Aku menyilang tangan di dada, letupan api yang mengalir sampai kepala hendak meledak, aku mengatur napas, menghelanya kasar, dan menghembuskannya secara bersama.

“Terus kamu maunya apa? Aku layani dia! Bisa-bisanya kamu selingkuhi aku, sudah berapa bulan kamu jalanin hubungan sama dia?” tanyaku gregetan, tidak ada hujan, tidak ada badai, ia datang bersama selingkuhannya. 

Mas Faiz menyugar rambutnya kebelakang, aku mendengar bunyi giginya yang gemeletuk. 

“Gak usah banyak tanya! Aku selingkuh juga karena kamu gak becus! Udah ya aku nggak mau bertengkar, Clarissa akan jadi adik madumu. Setuju atau enggaknya kamu, aku bakalan nikahi dia.” Hatiku mencelos, mataku membulat sempurna, debaran jantungku mendadak berhenti.

Oke kalau itu pilihanmu Mas, aku juga punya pilihan sendiri. 

“Silakan kalau kamu mau menikah lagi, tapi tolong, kamu ceraikan aku,” ucapku menatapnya tajam, tidak ada gunanya aku mempertahankan rumah tangga ini, jangan paksa aku menetap, jika pergi aku lega. Akan aku lakukan. 

Mas Faiz tertawa keras, “Dasar  bod*h, gampang banget mulutmu minta pisah, aku turuti, kamu jadi gelandangan dijalan. Mau kerja apa kamu, sadar diri dong! kerjaanmu itu cuman nyusahin suami doang.” 

Rasa kagetku kian bertambah, 5 tahun aku menikah dengannya baru kali ini ia menghinaku secara gamblang. Aku istrinya, orang yang menemaninya jatuh bangun, jadi ini balasannya kala ia sudah sukses. 

“Aku bisa cari uang sendiri! Rezeki datang dari Allah, pasti ada jalannya,” ketusku tak mau kalah. 

Aku berdiri di depan Mas Faiz, jari telunjuknya itu mengarah kepadaku. “Cuman wanita yang gak tahu diri kayak kamu, yang nggak bersyukur, masih untung aku pertahankan kamu, Bella. Kamu terima Clarissa apa susahnya! Toh aku juga bakalan adil sama kalian berdua,” tekannya sekali lagi. 

Tidak! 

Keputusanku tetap sama, mau ia mengatakan aku ini-itu, aku tidak perduli. Siapa Clarissa?! Dari mana ia kenal wanita itu? Persetan, bukan urusanku lagi. 

“Enak banget kamu tinggal ngomong gitu! Kalau bukan aku yang mikirin perasaanku? Lalu siapa? Kamu?! 

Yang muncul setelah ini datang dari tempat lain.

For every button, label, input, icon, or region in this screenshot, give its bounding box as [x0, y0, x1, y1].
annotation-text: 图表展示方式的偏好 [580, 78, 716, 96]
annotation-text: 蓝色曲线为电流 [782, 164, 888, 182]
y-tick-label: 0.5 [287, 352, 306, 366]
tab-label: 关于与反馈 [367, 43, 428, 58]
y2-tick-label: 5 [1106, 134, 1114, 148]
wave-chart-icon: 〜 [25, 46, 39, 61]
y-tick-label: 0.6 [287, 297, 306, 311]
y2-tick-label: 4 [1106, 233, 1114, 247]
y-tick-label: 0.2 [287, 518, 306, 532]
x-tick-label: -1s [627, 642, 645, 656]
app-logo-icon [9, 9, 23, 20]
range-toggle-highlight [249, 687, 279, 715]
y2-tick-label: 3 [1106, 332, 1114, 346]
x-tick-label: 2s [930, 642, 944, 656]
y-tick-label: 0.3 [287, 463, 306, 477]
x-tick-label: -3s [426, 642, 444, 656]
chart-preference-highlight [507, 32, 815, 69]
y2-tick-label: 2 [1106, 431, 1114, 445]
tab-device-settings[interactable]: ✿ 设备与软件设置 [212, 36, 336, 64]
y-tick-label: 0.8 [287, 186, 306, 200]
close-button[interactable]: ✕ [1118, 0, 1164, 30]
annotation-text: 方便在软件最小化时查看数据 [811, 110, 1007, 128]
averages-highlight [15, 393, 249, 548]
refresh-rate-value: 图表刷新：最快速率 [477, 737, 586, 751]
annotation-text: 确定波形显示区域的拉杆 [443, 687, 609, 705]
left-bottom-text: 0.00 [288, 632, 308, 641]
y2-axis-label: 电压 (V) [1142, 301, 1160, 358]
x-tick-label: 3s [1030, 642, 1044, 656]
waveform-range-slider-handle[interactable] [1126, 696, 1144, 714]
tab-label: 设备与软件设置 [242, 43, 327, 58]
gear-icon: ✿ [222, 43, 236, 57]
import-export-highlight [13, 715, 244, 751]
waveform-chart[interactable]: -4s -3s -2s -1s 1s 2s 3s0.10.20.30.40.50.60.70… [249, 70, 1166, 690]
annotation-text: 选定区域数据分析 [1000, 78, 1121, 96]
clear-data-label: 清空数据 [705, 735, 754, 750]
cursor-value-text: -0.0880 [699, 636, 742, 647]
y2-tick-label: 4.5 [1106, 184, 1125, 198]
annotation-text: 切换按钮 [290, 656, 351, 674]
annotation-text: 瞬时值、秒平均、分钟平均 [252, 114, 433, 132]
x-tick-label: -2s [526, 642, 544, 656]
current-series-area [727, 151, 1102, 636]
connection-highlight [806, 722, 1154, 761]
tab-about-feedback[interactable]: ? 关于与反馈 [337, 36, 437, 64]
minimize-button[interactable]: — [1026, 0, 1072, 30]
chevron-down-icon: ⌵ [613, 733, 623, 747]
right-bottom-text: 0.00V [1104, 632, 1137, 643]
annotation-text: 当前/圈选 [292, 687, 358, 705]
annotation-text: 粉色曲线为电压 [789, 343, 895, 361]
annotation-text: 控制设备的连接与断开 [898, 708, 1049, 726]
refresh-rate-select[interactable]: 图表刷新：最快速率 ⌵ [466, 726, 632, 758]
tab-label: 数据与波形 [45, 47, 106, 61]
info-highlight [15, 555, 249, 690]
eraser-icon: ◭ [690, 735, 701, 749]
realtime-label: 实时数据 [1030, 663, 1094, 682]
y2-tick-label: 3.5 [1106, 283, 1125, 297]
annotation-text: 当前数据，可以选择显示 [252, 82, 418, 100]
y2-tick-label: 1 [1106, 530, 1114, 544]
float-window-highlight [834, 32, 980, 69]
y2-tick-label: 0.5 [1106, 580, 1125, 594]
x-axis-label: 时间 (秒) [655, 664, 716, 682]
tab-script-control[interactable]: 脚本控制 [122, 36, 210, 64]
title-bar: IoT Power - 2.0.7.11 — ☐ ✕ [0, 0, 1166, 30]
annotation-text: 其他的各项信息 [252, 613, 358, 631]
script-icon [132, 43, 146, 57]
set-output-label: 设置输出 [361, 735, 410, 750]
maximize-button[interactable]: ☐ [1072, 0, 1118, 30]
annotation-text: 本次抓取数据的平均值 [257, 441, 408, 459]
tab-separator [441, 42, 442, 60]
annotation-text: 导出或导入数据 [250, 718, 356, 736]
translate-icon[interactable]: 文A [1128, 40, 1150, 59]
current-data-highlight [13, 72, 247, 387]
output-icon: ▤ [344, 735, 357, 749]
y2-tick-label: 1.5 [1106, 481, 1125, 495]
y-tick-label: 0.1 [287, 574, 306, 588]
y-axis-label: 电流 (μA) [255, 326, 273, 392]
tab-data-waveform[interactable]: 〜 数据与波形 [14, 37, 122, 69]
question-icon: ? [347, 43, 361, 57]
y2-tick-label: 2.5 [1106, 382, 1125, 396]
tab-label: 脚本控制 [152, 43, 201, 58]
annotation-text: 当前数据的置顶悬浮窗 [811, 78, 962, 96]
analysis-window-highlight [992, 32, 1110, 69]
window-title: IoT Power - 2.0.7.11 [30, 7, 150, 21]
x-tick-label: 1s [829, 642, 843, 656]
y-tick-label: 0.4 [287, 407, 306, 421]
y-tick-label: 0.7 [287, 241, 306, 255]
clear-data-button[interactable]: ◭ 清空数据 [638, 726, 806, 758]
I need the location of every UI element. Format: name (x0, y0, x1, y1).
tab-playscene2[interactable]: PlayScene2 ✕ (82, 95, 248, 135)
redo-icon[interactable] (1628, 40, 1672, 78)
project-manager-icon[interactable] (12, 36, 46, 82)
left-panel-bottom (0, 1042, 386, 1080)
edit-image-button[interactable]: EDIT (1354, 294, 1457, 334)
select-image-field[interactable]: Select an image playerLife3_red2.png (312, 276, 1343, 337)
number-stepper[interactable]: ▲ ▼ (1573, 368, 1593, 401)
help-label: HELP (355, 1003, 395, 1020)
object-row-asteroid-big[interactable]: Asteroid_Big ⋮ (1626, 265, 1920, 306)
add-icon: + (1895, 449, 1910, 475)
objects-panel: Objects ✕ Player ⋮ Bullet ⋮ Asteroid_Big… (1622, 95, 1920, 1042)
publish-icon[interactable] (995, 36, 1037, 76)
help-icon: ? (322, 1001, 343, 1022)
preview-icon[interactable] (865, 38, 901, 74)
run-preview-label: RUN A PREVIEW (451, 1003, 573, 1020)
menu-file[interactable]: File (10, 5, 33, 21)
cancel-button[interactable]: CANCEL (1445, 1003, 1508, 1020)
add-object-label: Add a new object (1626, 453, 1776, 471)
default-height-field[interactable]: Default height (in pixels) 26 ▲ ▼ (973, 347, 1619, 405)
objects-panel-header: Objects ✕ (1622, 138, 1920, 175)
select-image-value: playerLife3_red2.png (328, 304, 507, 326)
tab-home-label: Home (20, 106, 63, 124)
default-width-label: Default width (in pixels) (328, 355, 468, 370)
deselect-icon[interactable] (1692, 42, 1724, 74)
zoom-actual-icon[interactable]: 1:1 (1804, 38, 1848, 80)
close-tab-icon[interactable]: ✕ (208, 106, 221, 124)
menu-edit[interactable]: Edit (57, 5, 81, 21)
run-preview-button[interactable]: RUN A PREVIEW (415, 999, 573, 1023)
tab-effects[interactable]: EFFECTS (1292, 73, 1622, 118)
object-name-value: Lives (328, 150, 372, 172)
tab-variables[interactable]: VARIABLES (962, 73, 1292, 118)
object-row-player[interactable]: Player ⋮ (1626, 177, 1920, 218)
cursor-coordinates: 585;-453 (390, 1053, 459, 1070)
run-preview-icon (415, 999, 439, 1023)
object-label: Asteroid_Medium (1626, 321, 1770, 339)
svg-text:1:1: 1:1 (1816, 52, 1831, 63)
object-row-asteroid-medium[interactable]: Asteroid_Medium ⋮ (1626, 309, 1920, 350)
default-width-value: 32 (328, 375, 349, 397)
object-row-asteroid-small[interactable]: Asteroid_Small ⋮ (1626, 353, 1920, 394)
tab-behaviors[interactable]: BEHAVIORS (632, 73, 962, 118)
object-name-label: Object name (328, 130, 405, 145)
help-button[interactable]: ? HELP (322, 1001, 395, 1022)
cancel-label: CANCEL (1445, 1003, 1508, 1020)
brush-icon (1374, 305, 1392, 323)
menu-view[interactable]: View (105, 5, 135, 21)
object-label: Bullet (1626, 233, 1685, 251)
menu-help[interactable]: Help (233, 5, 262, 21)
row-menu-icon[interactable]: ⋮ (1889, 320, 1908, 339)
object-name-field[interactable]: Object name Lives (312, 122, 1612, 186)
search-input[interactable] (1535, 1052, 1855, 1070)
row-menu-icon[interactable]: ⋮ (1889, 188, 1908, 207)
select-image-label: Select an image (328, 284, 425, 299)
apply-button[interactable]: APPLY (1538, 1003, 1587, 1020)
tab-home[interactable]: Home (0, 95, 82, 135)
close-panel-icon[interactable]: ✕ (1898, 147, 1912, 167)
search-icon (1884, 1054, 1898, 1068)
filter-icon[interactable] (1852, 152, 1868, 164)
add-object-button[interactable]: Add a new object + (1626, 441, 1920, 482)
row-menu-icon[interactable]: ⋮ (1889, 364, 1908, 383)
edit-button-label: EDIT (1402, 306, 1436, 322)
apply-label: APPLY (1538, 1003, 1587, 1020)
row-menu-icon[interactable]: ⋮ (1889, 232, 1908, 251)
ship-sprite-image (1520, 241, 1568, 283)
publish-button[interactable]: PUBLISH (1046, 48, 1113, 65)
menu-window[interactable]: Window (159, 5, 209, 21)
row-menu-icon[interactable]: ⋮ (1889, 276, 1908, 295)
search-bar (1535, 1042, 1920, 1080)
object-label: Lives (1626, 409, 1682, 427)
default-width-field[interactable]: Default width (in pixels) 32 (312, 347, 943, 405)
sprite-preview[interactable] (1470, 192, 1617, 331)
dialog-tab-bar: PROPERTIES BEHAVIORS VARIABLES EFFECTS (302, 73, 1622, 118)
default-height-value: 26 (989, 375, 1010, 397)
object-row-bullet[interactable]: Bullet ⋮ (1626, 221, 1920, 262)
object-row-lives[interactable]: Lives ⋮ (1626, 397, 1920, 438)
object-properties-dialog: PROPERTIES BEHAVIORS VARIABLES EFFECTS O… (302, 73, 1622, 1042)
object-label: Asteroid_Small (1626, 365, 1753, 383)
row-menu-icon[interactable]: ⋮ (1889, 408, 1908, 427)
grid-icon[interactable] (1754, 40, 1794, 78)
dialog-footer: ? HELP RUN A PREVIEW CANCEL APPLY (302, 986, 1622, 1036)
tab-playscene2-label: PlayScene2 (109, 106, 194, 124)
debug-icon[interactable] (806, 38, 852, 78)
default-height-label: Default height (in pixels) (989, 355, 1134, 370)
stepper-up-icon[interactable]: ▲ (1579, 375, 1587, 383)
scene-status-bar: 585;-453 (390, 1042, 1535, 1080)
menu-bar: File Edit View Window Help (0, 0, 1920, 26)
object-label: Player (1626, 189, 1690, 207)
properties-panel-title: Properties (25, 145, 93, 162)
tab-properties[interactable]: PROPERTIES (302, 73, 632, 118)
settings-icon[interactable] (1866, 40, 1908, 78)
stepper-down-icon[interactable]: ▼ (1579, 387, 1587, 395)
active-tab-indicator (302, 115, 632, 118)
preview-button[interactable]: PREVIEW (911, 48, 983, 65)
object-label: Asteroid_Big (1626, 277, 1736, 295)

Jadi tolong, kalau kamu tetap dengan keputusanmu, maka aku tetap dengan keputusanku!” tuturku penuh penekanan.

Sorot mata Mas Faiz kian tajam, wajahnya merah padam, napas kami memburu tanpa kata. 

“Gak usah drama kamu, Bella! Sudah pandai kamu sampai jadi pembangkang, kamu cukup terima keadaan, kamu bersikap baik ke Clarissa, semua selesai. Gak ada kata pisah di antara kita.” Aku menggeleng, tidak puas dengan jawabannya. Ia bicara begitu karena tidak ada di posisiku sekarang. 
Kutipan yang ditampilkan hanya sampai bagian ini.